Sur l'existence d'un doute sérieux quant à la légalité de la décision attaquée :
- la décision est insuffisamment motivée ;
- elle est entachée d'une erreur de droit, dès lors que l'administration était tenue d'enregistrer sa demande de renouvellement de titre de séjour, qui était complète, et de lui délivrer un récépissé, en application de l'article R. 431-12 du code de l'entrée et du séjour des étrangers et du droit d'asile ;
- elle est entachée d'une erreur manifeste d'appréciation de sa situation personnelle ;
- elle a méconnu les stipulations et les dispositions des articles 8 de la convention européenne de sauvegarde des droits de l'homme et des libertés fondamentales et L. 435-1 du code de l'entrée et du séjour des étrangers et du droit d'asile.
Par un mémoire en défense, enregistré le 18 avril 2023, le préfet de police conclut au rejet de la requête.
Il fait valoir que l'urgence n'est pas caractérisée.
Vu :
- les autres pièces du dossier ;
- la requête enregistrée le 8 avril 2023 sous le numéro 2308018 par laquelle M. C D demande l'annulation de la décision attaquée.
Vu :
- la convention européenne de sauvegarde des droits de l'homme et des libertés fondamentales ;
- le code de l'entrée et du séjour des étrangers et du droit d'asile ;
- le code de justice administrative.
Le président du tribunal a désigné M. Rohmer, vice-président de section, pour statuer sur les demandes de référé.
Les parties ont été régulièrement averties du jour de l'audience.
Au cours de l'audience publique tenue le 19 avril 2023 en présence de Mme Gaonach-Née, greffière d'audience, M. B a lu son rapport et entendu :
- les observations de Me Da Silva, pour M. C D, qui reprend et développe les conclusions et moyens de sa requête.
Considérant ce qui suit :
1. M. C D, ressortissant de nationalité brésilienne né le 3 aout 1983, entré en France le 23 aout 2017, a sollicité, le 31 octobre 2022, une admission exceptionnelle au séjour auprès de la préfecture de police de Paris. Son dossier complet a été déposé mais il n'a obtenu qu'une confirmation de dépôt sans se voir délivrer aucun récépissé de demande de titre de séjour valant autorisation de séjour et de travail. Par la requête susvisée, M. C D demande au juge des référés, saisi sur le fondement de l'article L. 521-1 du code de justice administrative, de suspendre la décision implicite du préfet de police du 28 février 2023.
En ce qui concerne les conclusions présentées au titre de l'article L. 521-1 du code de justice administrative :
2. Aux termes de l'article L. 521-1 du code de justice administrative : " Quand une décision administrative, même de rejet, fait l'objet d'une requête en annulation ou en réformation, le juge des référés, saisi d'une demande en ce sens, peut ordonner la suspension de l'exécution de cette décision, ou de certains de ses effets, lorsque l'urgence le justifie et qu'il est fait état d'un moyen propre à créer, en l'état de l'instruction, un doute sérieux quant à la légalité de la décision () ".

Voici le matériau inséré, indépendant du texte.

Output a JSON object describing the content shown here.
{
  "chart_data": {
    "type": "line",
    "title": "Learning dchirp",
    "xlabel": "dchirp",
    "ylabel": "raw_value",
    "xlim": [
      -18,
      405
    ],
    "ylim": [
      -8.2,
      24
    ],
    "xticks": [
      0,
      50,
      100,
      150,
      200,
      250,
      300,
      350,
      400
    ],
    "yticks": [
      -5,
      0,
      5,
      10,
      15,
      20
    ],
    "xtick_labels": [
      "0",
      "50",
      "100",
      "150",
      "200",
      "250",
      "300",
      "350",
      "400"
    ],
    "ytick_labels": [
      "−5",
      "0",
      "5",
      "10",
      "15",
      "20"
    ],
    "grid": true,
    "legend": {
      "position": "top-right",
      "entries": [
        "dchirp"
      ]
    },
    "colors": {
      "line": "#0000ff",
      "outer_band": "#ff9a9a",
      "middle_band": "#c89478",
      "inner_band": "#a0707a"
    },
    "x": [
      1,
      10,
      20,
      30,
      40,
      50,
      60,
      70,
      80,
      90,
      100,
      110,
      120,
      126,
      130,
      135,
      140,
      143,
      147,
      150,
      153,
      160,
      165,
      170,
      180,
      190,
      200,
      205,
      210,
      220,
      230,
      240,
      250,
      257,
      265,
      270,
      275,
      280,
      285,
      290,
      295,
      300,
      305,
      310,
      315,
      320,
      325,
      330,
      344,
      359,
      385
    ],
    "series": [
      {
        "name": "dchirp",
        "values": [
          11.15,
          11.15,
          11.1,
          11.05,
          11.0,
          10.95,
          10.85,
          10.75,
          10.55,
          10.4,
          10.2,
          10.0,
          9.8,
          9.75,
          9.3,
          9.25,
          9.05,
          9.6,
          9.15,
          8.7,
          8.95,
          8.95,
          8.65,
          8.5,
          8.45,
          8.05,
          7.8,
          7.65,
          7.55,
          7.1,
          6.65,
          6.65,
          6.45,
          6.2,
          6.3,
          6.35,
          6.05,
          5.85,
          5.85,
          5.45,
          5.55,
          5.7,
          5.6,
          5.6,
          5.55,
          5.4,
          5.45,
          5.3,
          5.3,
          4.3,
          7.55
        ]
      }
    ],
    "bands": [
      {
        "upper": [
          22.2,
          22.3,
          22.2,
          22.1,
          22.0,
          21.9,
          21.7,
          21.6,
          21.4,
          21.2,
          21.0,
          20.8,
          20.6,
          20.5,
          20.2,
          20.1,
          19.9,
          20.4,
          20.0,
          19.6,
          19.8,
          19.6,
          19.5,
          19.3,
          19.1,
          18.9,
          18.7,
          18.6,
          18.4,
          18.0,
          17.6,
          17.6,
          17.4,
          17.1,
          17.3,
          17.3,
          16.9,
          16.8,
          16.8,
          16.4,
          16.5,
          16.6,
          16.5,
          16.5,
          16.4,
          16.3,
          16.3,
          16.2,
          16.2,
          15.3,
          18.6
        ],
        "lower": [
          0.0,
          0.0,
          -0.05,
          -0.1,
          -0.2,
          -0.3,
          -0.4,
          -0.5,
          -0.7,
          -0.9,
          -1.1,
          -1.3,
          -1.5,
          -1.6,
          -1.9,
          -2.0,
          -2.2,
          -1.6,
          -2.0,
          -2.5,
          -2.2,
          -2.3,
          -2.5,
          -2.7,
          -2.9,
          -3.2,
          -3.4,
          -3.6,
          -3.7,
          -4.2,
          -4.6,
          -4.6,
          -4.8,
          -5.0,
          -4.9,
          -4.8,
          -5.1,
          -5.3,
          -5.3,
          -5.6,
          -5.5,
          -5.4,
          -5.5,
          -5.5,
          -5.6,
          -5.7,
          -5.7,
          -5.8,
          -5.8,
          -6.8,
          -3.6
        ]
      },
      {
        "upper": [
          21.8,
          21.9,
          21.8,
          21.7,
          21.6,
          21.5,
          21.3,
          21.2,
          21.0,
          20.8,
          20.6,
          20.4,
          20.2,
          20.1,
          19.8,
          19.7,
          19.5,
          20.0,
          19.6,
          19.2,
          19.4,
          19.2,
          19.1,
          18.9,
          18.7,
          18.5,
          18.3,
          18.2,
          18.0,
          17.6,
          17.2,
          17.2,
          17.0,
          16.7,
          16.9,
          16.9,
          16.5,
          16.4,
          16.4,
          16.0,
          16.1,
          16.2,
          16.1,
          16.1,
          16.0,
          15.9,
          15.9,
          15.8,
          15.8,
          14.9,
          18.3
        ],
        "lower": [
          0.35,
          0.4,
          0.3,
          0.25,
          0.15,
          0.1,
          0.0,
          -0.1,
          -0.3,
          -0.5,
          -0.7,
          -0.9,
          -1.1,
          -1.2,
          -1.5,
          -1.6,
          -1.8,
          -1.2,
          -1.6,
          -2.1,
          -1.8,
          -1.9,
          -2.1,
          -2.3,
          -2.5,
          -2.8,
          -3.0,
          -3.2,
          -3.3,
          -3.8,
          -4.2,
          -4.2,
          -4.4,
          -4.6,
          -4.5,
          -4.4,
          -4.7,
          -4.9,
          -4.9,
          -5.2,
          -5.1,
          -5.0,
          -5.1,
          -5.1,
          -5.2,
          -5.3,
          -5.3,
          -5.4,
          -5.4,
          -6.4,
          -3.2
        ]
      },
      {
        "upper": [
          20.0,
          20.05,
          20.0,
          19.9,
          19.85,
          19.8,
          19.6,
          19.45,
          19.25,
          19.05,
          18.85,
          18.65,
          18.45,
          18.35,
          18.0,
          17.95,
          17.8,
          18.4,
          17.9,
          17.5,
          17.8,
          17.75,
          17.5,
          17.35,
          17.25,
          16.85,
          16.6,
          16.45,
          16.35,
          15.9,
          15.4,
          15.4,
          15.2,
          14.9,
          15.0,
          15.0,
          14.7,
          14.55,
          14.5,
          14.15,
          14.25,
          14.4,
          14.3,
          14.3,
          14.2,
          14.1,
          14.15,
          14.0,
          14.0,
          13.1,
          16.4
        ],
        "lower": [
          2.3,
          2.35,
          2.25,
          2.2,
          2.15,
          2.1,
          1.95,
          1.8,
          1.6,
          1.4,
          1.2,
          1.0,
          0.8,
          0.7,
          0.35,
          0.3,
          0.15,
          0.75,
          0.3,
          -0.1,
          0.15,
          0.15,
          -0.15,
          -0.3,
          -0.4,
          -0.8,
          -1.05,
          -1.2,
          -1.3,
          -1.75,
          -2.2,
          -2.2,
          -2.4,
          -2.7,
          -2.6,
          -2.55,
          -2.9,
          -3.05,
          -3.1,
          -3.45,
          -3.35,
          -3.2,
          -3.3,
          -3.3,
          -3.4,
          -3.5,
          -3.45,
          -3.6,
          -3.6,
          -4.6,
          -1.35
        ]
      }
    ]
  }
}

Sur la condition d'urgence :
3. L'urgence justifie que soit prononcée la suspension d'un acte administratif lorsque l'exécution de celui-ci porte atteinte, de manière suffisamment grave et immédiate, à un intérêt public, à la situation du requérant ou aux intérêts qu'il entend défendre. Il appartient au juge des référés, saisi d'une demande de suspension d'une décision refusant la délivrance d'un titre de séjour, d'apprécier et de motiver l'urgence compte tenu de l'incidence immédiate du refus de titre sur la situation concrète de l'intéressé. Cette condition d'urgence sera en principe constatée dans le cas d'un refus de renouvellement d'un titre de séjour, comme d'ailleurs d'un retrait de celui-ci. Dans les autres cas, il appartient au requérant de justifier de circonstances particulières caractérisant la nécessité pour lui de bénéficier, à très bref délai, d'une mesure provisoire dans l'attente d'une décision juridictionnelle statuant sur la légalité de la décision litigieuse.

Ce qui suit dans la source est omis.